The path to a treatment decision can be long and winding, with numerous forks in the road. There are a number of factors, like cancer type, stage, overall health, and genetics, that go into choosing treatment. Of those who took our Impact of Cancer survey, over one third were initially diagnosed with advanced stage cancer while one fourth are currently advanced stage. When it came to the types of treatment people chose, surgery (63%) and chemotherapy (56%) were the most common, followed by active surveillance (47%), radiation therapy (42%), immunotherapy (20%), and hormone therapy (18%).

Shared experiences matter

Despite the differences in cancer diagnosis, people shared some common treatment experiences. Those who had chemotherapy tended to be happiest with their treatment decision, whereas those who underwent surgery sometimes tell a different story. They were most likely to regret their treatment decision, frequently saying they did not know the full effect surgery would have on their daily life and felt they did not have all the necessary information when making this decision.

We want to hear from you – share your treatment experience in the comments.

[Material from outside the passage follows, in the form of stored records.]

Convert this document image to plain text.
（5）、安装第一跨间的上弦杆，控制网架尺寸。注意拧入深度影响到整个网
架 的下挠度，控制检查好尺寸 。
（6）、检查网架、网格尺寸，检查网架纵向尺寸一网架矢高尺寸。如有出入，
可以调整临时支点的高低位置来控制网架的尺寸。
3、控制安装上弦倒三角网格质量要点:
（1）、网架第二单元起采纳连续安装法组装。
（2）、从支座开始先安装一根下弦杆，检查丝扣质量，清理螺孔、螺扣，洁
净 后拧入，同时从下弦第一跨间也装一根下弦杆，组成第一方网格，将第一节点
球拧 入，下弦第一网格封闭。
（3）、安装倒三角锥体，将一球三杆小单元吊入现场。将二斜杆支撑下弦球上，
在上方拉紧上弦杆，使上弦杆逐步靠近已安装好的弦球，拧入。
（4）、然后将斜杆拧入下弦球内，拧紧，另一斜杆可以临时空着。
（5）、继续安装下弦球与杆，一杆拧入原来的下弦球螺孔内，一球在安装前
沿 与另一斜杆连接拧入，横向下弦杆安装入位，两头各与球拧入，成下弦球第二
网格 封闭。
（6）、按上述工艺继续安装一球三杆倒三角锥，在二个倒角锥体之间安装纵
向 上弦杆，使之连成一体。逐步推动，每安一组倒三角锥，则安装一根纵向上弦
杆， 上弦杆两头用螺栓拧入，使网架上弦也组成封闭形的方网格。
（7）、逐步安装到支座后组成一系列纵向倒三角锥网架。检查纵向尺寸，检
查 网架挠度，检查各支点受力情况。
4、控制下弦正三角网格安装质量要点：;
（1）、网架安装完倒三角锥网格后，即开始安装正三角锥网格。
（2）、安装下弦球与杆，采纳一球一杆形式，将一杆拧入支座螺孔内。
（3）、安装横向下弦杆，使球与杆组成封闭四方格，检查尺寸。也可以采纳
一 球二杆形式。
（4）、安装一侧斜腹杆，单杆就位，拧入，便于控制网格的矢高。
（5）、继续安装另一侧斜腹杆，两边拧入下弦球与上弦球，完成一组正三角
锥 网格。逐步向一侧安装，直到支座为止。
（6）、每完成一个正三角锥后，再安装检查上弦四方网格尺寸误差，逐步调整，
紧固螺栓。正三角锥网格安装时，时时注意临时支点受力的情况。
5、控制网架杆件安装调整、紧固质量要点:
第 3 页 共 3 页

The Impact of Cancer survey was conducted online from July through August of 2018. Of the 1,625 people who completed the survey, 1,517 were people diagnosed with a form of cancer and 108 were caregivers.


  • Ann Harper moderator
    6 months ago

    I had surgery and hate the effects it’s had on my body. I have thyroid cancer and the surgery not only didn’t cure me, but the cancer metastasized. Additionally, I will have to take a pill for the rest of my life.

    My daughter, on the other hand, had chemo to treat Hodgkin’s Lymphoma. It did cure her but she was left with painful neuropathy and chemo brain.

    I think whatever treatment you choose will have side effects, so I agree, picking the right one for you can be a long and winding road.